When custom fragrance development company Tru Fragrance launched the edgy Sinful for Her eau de parfum, a women’s fine fragrance available at Buckle stores in the U.S. and online, it had to stay true to the Affliction brand and its fans. As the first female fragrance, the perfume is an extension of the popular Sinful women’s apparel line. Sinful opens with mandarin, grapefruit and darkened raspberry notes. At its heart, the fragrance softens to a classic floral scent of velvet red rose, gardenia and mimosa. The drydown includes sandalwood, patchouli and tonkabean. The closure depicts Sinful’s signature wings in a metallized finish, while the Sinful medallion is encrusted with jewels across the front of the pink bottle.
“Buckle has become a destination for the Sinful girl, so it seemed natural to expand her experience into fragrance. As the exclusive retailer of the Sinful perfume, we can give her something she can’t find anywhere else,” explains Melissa Franzen, divisional merchandising manager, women’s merchandising, Buckle. “Like the apparel, the perfume evokes a fierce, edgy energy that resonates well with our customer.”

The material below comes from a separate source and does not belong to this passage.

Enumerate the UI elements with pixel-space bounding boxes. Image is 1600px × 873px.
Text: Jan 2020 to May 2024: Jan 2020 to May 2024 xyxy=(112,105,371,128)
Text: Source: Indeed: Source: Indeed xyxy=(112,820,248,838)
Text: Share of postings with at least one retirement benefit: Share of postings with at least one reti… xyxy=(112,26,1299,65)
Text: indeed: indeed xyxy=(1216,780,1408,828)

While the fragrance counter might be a bit crowded, packaging innovation and a wide range of high-tech decorations are sure to keep customers returning.
Gadget-Inspired Scent Snags ICMAD Award
Technology-inspired It’s Me by Jacomo—with its bottle shaped like a smartphone—won the title of 2012 Best Fragrance Packaging at ICMAD CITY Awards.

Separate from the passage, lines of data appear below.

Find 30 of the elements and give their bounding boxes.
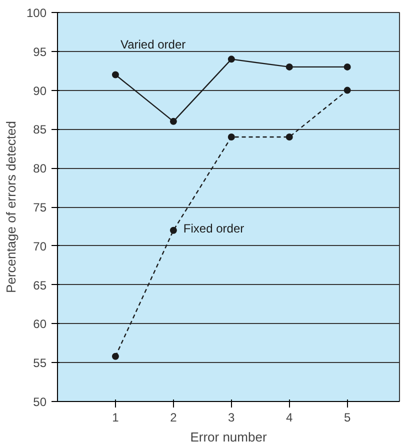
point: [228, 56, 235, 63]
y-tick-label: 65: [33, 278, 47, 292]
point: [344, 86, 351, 94]
y-tick-label: 60: [33, 317, 47, 332]
y-tick-label: 90: [33, 84, 47, 98]
y-tick-label: 95: [33, 44, 47, 59]
y-tick-label: 80: [33, 162, 47, 176]
series-label: Fixed order: [183, 221, 244, 236]
y-tick-label: 85: [33, 122, 47, 137]
x-tick-label: 1: [112, 410, 120, 424]
point: [344, 63, 351, 70]
point: [112, 352, 119, 360]
y-tick-label: 70: [33, 239, 47, 254]
series-label: Varied order: [120, 38, 186, 52]
point: [112, 71, 119, 78]
y-tick-label: 55: [33, 356, 47, 370]
x-tick-label: 4: [286, 410, 294, 424]
point: [286, 63, 293, 70]
y-tick-label: 50: [33, 395, 47, 409]
point: [170, 118, 177, 125]
y-tick-label: 75: [33, 200, 47, 214]
point: [228, 133, 235, 140]
x-axis-title: Error number: [190, 430, 268, 444]
x-tick-label: 2: [170, 410, 178, 424]
x-tick-label: 3: [228, 410, 236, 424]
x-tick-label: 5: [344, 410, 351, 424]
y-axis-title: Percentage of errors detected: [3, 120, 18, 293]
point: [170, 226, 177, 234]
point: [286, 133, 293, 140]
y-tick-label: 100: [26, 6, 47, 20]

Crafting Beauty took top honors in the Fragrance Package Design Innovation category in this year’s ICMAD “2012 CITY AWARDS” event for It’s Me by Jacomo. The scent captured the 2012 Best Fragrance Packaging award. With its top notes of pineapple and mandarin, It’s Me for Women, is a fruity fragrance that blends jasmine, iris powder and lily of the valley. It’s Me for Men has top notes of lemon and grapefruit. It blends patchouli, vanilla and musk for a masculine aspect of the perfume.
The It’s Me package was created by the French perfume house Jacomo in an iPhone shape. Some of the aspects of the package design made it stand out, says François Damide, founder and president, of Crafting Beauty.
“The packaging is unique in the fragrance packaging field and very much in tune with today’s love for electronics. It has done well at retail with stores such as Henri Bendel, Kuhl-Linscomb, www.b-glowing.com/jacomo, Fred Segal, Stanley Korshak, C.O. Bigelow, New London, to name a few,” he adds.
The “bottle” is made out of plastic and aluminum, with an incorporated pump and doesn’t require a cap or closure.The juices were created by Expression Parfumee in Grasse, while the product is made at the Jacomo factory in Deauville.The product ($45/1.7 oz.) is a hit with tech savvy 15 to 25 year olds.